Beispielhaft stellte er das Projekt "Gesundheitslotsen für Migrantinnen und Migranten in Stuttgart" vor. Unter Leitung des Gesundheitsamtes und finanziert aus Mitteln der GKV und der Kommunalen Gesundheitskonferenzen (KGK) zielt es darauf ab, dass gut integrierte Migranten ihre Landsleute an Gesundheitsthemen heranführen und zwischen Institutionen und Zielgruppe vermitteln. Bei der Umsetzung des auf vier Jahre angelegten Projekts plädierte Winkler "für bedarfsorientiertes Vorgehen statt Gießkannenprinzip". Die KGKs sieht er als geeignetes Werkzeug, um die Bedürfnisse vor Ort zu ermitteln.

"Wir brauchen diese Ansprechpartner im Quartier", findet auch Gudrun Heute-Bluhm, geschäftsführendes Vorstandsmitglied des Städtetags Baden-Württemberg. Eine Herausforderung sieht sie darin, die potenziellen "Brückenbauer" zu erreichen. "Wettbewerbe und Pilotprojekte sind ein Anfang," glaubt Heute-Bluhm, doch sei vor allem Nachhaltigkeit wichtig. Dass kommunale Partner beim Projekt "Gesundheitslotsen" nicht nur als Antragssteller fungieren sollen, begrüßt die ehemalige Lörracher Oberbürgermeisterin.

Ein "heißer Kopf", über den ein Migrant klage, könne auch psychische Probleme, statt Fieber bedeuten, führte Ministerialdirektor Professor Wolf-Dietrich Hammann aus und setzte damit den Akzent, die interkulturelle Kompetenz der Akteure im Gesundheitswesen weiter zu stärken.

Video-Dolmetscher bei Arztbesuch

"Ärzte müssen sich qualifizieren, um mit Sprachproblemen umgehen zu können", forderte Hammann. Video-Dolmetscher bei Arztbesuchen hält er ebenfalls für eine Lösung. Gleichzeitig sieht er die Verantwortung in der Politik: "Die Fehler, die in der Gastarbeitergeneration gemacht wurden, dürfen wir nicht wiederholen!" 1000 Stellen für Integrationsmanager habe das Land bereits gemeinsam mit den Kommunen geschaffen.

Thaddäus Kunzmann, Demografiebeauftragter des Landes Baden-Württemberg, spannte den Bogen weit.
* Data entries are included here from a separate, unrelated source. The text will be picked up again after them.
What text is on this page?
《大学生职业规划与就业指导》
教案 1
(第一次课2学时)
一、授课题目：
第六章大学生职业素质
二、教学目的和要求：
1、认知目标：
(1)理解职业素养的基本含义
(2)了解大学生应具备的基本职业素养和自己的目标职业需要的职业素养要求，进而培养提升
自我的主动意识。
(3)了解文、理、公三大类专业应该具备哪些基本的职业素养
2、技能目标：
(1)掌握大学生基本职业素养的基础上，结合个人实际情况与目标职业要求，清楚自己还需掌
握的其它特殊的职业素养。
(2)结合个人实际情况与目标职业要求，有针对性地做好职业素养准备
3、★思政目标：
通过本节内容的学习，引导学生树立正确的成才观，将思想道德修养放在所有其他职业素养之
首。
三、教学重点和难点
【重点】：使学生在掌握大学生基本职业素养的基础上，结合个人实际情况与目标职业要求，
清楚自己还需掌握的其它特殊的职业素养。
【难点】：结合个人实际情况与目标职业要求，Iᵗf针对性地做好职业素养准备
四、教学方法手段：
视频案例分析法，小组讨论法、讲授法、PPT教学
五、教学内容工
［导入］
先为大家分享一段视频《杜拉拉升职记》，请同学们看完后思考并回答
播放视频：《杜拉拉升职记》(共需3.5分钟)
Er empfahl als beste Gesundheitsvorsorge, die Kausalität "sozialer Stand prägt Bildungserfolg, Bildungserfolg prägt Gesundheitszustand" zu durchbrechen. Das gelte für Menschen mit und ohne Migrationshintergrund.

Die Teilnehmer waren sich einig, dass Verbesserungen nur erreicht werden, wenn alle Beteiligten einen Beitrag leisten. Am Beispiel der Stuttgarter Migrantenorganisation "Deutsche Jugend aus Russland e.V.", welches Projektleiterin Katharina Strohmeier vorstellte, bekamen die Besucher einen Eindruck, wie die interkulturelle Kompetenz Integrierter erfolgreich genutzt werden kann.

Das Konzept: Russische Jugendliche helfen älteren Landsleuten beim Zugang zu Bildung oder Gesundheitsangeboten. Das Projekt ist Teil der vierjährigen Initiative "Bewusst-Gesund-Aktiv", welches in zehn Städten zusammen von paritätischem Gesamtverband, Krankenkassen und selbstverwalteten Migrantenorganisationen getragen wird.